Ecco, il punto è anche questo: che quell’uomo, che all’anagrafe fa William Bruce Rose Jr., affronta con coraggio un concerto di tre ore e mezza e urla come un indemoniato su un muro sonoro di micidiale potenza. Gli anni sono trenta in più ma lui sta lì dietro il bastione delle casse sul palco e non si arrende e questa è una grande notizia. Anche perché, giusto per essere chiari, lui è Axl Rose e gli altri, tutti gli altri, quelli che oggi gli dicono di essere brutto, grasso, stanco, stonato, non lo sono. E c’è una differenza immensa, abissale… incolmabile.
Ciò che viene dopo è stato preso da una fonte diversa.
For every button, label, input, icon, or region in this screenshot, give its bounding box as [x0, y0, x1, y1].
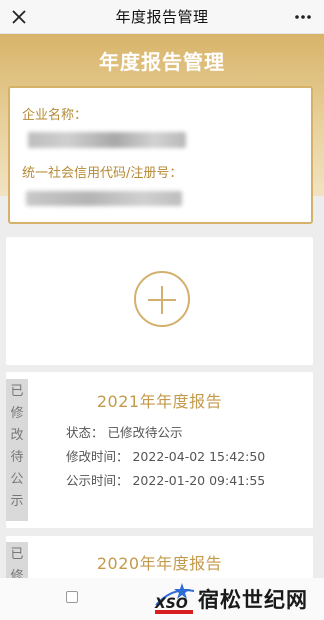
close-icon[interactable] [6, 4, 32, 30]
report-card-2021[interactable]: 已 修 改 待 公 示 2021年年度报告 状态： 已修改待公示 修改时间： 2… [6, 372, 313, 528]
status-tag-char: 待 [10, 450, 24, 465]
status-tag-char: 公 [10, 472, 24, 487]
add-icon-vertical [161, 286, 163, 314]
window-title: 年度报告管理 [115, 8, 209, 26]
company-name-label: 企业名称： [22, 108, 88, 123]
watermark-brand: 宿松世纪网 [198, 587, 308, 612]
status-tag-char: 示 [10, 494, 24, 509]
report-title: 2020年年度报告 [96, 554, 223, 573]
add-icon[interactable] [134, 271, 190, 327]
close-icon-glyph [12, 10, 26, 24]
report-title: 2021年年度报告 [96, 392, 223, 411]
company-name-redacted [28, 132, 186, 148]
watermark-logo-text: XSO [154, 596, 188, 612]
more-icon-glyph [295, 15, 311, 19]
watermark-logo: XSO [154, 583, 195, 614]
credit-code-redacted [26, 191, 182, 206]
add-report-card[interactable] [6, 237, 313, 365]
report-modified-time: 修改时间： 2022-04-02 15:42:50 [66, 449, 266, 464]
watermark: XSO 宿松世纪网 [152, 579, 320, 617]
credit-code-label: 统一社会信用代码/注册号： [22, 166, 183, 181]
more-icon[interactable] [290, 4, 316, 30]
company-info-card: 企业名称： 统一社会信用代码/注册号： [8, 86, 313, 224]
report-status: 状态： 已修改待公示 [66, 425, 183, 440]
top-nav-bar: 年度报告管理 [0, 0, 324, 34]
report-published-time: 公示时间： 2022-01-20 09:41:55 [66, 473, 266, 488]
checkbox[interactable] [66, 591, 78, 603]
page-title: 年度报告管理 [99, 50, 225, 74]
status-tag-char: 改 [10, 428, 24, 443]
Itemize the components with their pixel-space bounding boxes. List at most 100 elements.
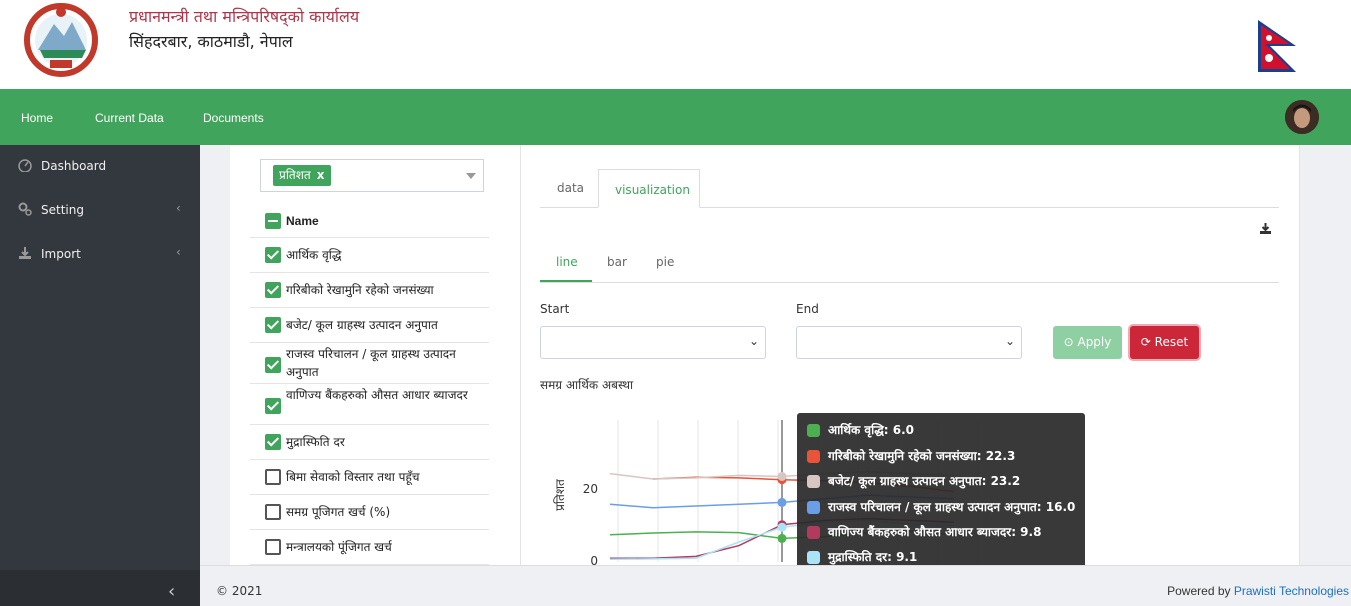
list-item[interactable]: समग्र पूजिगत खर्च (%): [250, 495, 489, 530]
cogs-icon: [18, 202, 32, 216]
item-label: समग्र पूजिगत खर्च (%): [286, 505, 391, 519]
data-point[interactable]: [777, 497, 787, 507]
item-label: बजेट/ कूल ग्राहस्थ उत्पादन अनुपात: [286, 318, 438, 332]
nav-current-data[interactable]: Current Data: [95, 111, 164, 125]
list-item[interactable]: राजस्व परिचालन / कूल ग्राहस्थ उत्पादन अन…: [250, 343, 489, 384]
tab-data[interactable]: data: [557, 181, 584, 195]
list-item[interactable]: आर्थिक वृद्धि: [250, 238, 489, 273]
nepal-emblem-icon: [24, 3, 98, 77]
check-circle-icon: ⊙: [1063, 335, 1078, 349]
legend-swatch: [807, 424, 820, 437]
tooltip-text: बजेट/ कूल ग्राहस्थ उत्पादन अनुपात: 23.2: [828, 474, 1021, 488]
subtab-line[interactable]: line: [556, 255, 578, 269]
user-avatar[interactable]: [1285, 100, 1319, 134]
company-link[interactable]: Prawisti Technologies: [1234, 584, 1349, 598]
reset-label: Reset: [1154, 335, 1189, 349]
subtab-active-indicator: [540, 280, 592, 282]
tag-label: प्रतिशत: [279, 168, 311, 182]
sidebar-item-import[interactable]: Import ‹: [0, 233, 200, 273]
item-checkbox[interactable]: [265, 504, 281, 520]
apply-label: Apply: [1077, 335, 1112, 349]
tag-remove-icon[interactable]: x: [317, 168, 325, 182]
chevron-left-icon: ‹: [176, 201, 181, 215]
tooltip-text: आर्थिक वृद्धि: 6.0: [828, 423, 915, 437]
item-checkbox[interactable]: [265, 317, 281, 333]
list-header-label: Name: [286, 214, 319, 228]
data-point[interactable]: [777, 471, 787, 481]
org-name: प्रधानमन्त्री तथा मन्त्रिपरिषद्को कार्या…: [129, 7, 360, 26]
tab-visualization[interactable]: visualization: [615, 183, 690, 197]
item-checkbox[interactable]: [265, 282, 281, 298]
item-checkbox[interactable]: [265, 539, 281, 555]
item-checkbox[interactable]: [265, 247, 281, 263]
powered-prefix: Powered by: [1167, 584, 1234, 598]
y-axis-label: प्रतिशत: [553, 478, 567, 511]
download-icon: [19, 247, 31, 259]
chevron-left-icon: ‹: [176, 245, 181, 259]
refresh-icon: ⟳: [1140, 335, 1155, 349]
item-label: मुद्रास्फिति दर: [286, 435, 345, 449]
item-label: राजस्व परिचालन / कूल ग्राहस्थ उत्पादन अन…: [286, 347, 456, 379]
sidebar-item-label: Setting: [41, 203, 84, 217]
item-label: आर्थिक वृद्धि: [286, 248, 342, 262]
select-caret-icon[interactable]: [466, 173, 476, 179]
header: प्रधानमन्त्री तथा मन्त्रिपरिषद्को कार्या…: [0, 0, 1351, 89]
list-item[interactable]: बिमा सेवाको विस्तार तथा पहूँच: [250, 460, 489, 495]
legend-swatch: [807, 551, 820, 564]
list-item[interactable]: वाणिज्य बैंकहरुको औसत आधार ब्याजदर: [250, 384, 489, 425]
subtabs-divider: [540, 282, 1279, 283]
tooltip-text: राजस्व परिचालन / कूल ग्राहस्थ उत्पादन अन…: [828, 500, 1076, 514]
download-icon[interactable]: [1259, 222, 1272, 235]
start-label: Start: [540, 302, 570, 316]
powered-by: Powered by Prawisti Technologies: [1167, 584, 1349, 598]
list-item[interactable]: बजेट/ कूल ग्राहस्थ उत्पादन अनुपात: [250, 308, 489, 343]
reset-button[interactable]: ⟳ Reset: [1130, 326, 1199, 359]
y-tick-label: 0: [590, 554, 598, 565]
dashboard-icon: [18, 159, 32, 172]
legend-swatch: [807, 501, 820, 514]
item-checkbox[interactable]: [265, 434, 281, 450]
sidebar-item-setting[interactable]: Setting ‹: [0, 189, 200, 229]
legend-swatch: [807, 475, 820, 488]
subtab-pie[interactable]: pie: [656, 255, 674, 269]
chevron-down-icon: ⌄: [1004, 334, 1015, 348]
chevron-down-icon: ⌄: [748, 334, 759, 348]
sidebar-item-dashboard[interactable]: Dashboard: [0, 145, 200, 185]
tooltip-text: मुद्रास्फिति दर: 9.1: [828, 550, 918, 564]
list-item[interactable]: मुद्रास्फिति दर: [250, 425, 489, 460]
tooltip-text: गरिबीको रेखामुनि रहेको जनसंख्या: 22.3: [828, 449, 1016, 463]
item-checkbox[interactable]: [265, 357, 281, 373]
selected-tag[interactable]: प्रतिशत x: [273, 165, 331, 186]
item-checkbox[interactable]: [265, 469, 281, 485]
indicator-list: Name आर्थिक वृद्धि गरिबीको रेखामुनि रहेक…: [250, 203, 489, 565]
org-address: सिंहदरबार, काठमाडौ, नेपाल: [129, 32, 293, 51]
item-label: बिमा सेवाको विस्तार तथा पहूँच: [286, 470, 420, 484]
nepal-flag-icon: [1258, 20, 1296, 72]
legend-swatch: [807, 450, 820, 463]
chart-tooltip: आर्थिक वृद्धि: 6.0 गरिबीको रेखामुनि रहेक…: [797, 413, 1085, 576]
item-label: गरिबीको रेखामुनि रहेको जनसंख्या: [286, 283, 434, 297]
avatar-icon: [1285, 100, 1319, 134]
subtab-bar[interactable]: bar: [607, 255, 627, 269]
sidebar-item-label: Dashboard: [41, 159, 107, 173]
tooltip-text: वाणिज्य बैंकहरुको औसत आधार ब्याजदर: 9.8: [828, 525, 1042, 539]
item-checkbox[interactable]: [265, 398, 281, 414]
data-point[interactable]: [777, 533, 787, 543]
list-header: Name: [250, 203, 489, 238]
end-label: End: [796, 302, 819, 316]
apply-button[interactable]: ⊙ Apply: [1053, 326, 1122, 359]
end-select[interactable]: ⌄: [796, 326, 1022, 359]
nav-home[interactable]: Home: [21, 111, 53, 125]
list-item[interactable]: मन्त्रालयको पूंजिगत खर्च: [250, 530, 489, 565]
copyright: © 2021: [216, 584, 263, 598]
sidebar-collapse-icon[interactable]: ‹: [168, 581, 175, 602]
start-select[interactable]: ⌄: [540, 326, 766, 359]
select-all-checkbox[interactable]: [265, 213, 281, 229]
list-item[interactable]: गरिबीको रेखामुनि रहेको जनसंख्या: [250, 273, 489, 308]
sidebar-item-label: Import: [41, 247, 81, 261]
item-label: वाणिज्य बैंकहरुको औसत आधार ब्याजदर: [286, 388, 468, 402]
data-point[interactable]: [777, 522, 787, 532]
nav-documents[interactable]: Documents: [203, 111, 264, 125]
legend-swatch: [807, 526, 820, 539]
item-label: मन्त्रालयको पूंजिगत खर्च: [286, 540, 392, 554]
D’altra parte, Slash è altrettanto immenso, anzi per certi aspetti lo è anche di più, perché si fa carico di una mole di lavoro mostruosa, permettendo ad Axl di rifiatare, inventando riff da stadio classicamente italiani sulla chitarra, improvvisando il tema del Padrino di Nino Rota, tirando fuori una versione strumentale di Wish You Were Here dei Pink Floyd insieme a Duff McKagan da brividi, migliore dell’originale.

La scaletta

Per il resto la scaletta è semplicemente una bomba, giudicate voi: It’s so easy, Mr. Brownstone, Chinese Democracy – forse l’unico pezzo debole del concerto ma va bene così – Welcome to the Jungle, da urlo, Double Talkin’ Jive, Better, Estranged, Live and Let Die dei Wings, mai così cruda e fiammeggiante, Slither, cover dei Velver Revolver, e mi torna in mente il mai abbastanza compianto Scott Weiland, Rocket Queen, Shadow of your Love degli Hollywood Rose, You could be mine direttamente da Terminator 2, Attitude dei Misfits, con McKagan sugli scudi, This I love, Civil War, assolo di Slash sulle note di Johnny B. Good, Speak Softly Love, tema d’amore del Padrino, Sweet Child O’ Mine, mozzafiato, roba da commuovere anche un serial killer, Wichita Lineman, cover di Jimmy Webb, una versione stratosferica di Coma infarcita di cambi, assoli, accelerazioni, in puro delirio rock, Wish You Were Here, l’outro di Layla come intro a November Rain, Black Hole Sun, I Used to Love Her, Knockin’ on’ Heaven’s Door, da brividi con la benedizione di “Uncle” Bob Dylan, Nightrain, Patience, lacrime per tutti, Yesterdays, The Seeker, omaggio agli Who, per chiudere con Paradise City dopo tre ore e mezza a palla, mandando tutti letteralmente in Paradiso.

Il verbo del rock

Finisce così, lasciandoci a sognare tutti e settantamila e a pensare che, in fondo, ci siamo riappropriati del verbo del rock: lo custodiremo come il più sacro dei tesori ed è questa la cosa più bella perché alla fine del concerto senti di aver ricevuto un dono pazzesco e speri che questa banda di pazzi scatenati ne abbia ancora per un sacco di anni, tutti quelli che serviranno per recuperare il tempo perduto, perché Axl con i suoi cappelli da moschettiere, i giubbotti di pelle con o senza frange, la camicia scozzese in vita che non serve ma spacca uguale, Slash con il cilindro, gli occhiali a goccia e le All-Stars ai piedi, Duff con la canottiera e il fisico di una statua scolpita nel legno, sono fra gli ultimi di quella tribù che si ostina a fare una musica che è energia pura, vera e propria dinamite elettrica senza retro-pensieri, doppi o tripli significati ma solo la gioia istintiva di divertire e intrattenere nel migliore dei modi inventati dall’uomo.

E chissà, se va avanti così, magari l’anno prossimo arriva pure Izzy… venerdì sera a Firenze mancava soltanto lui.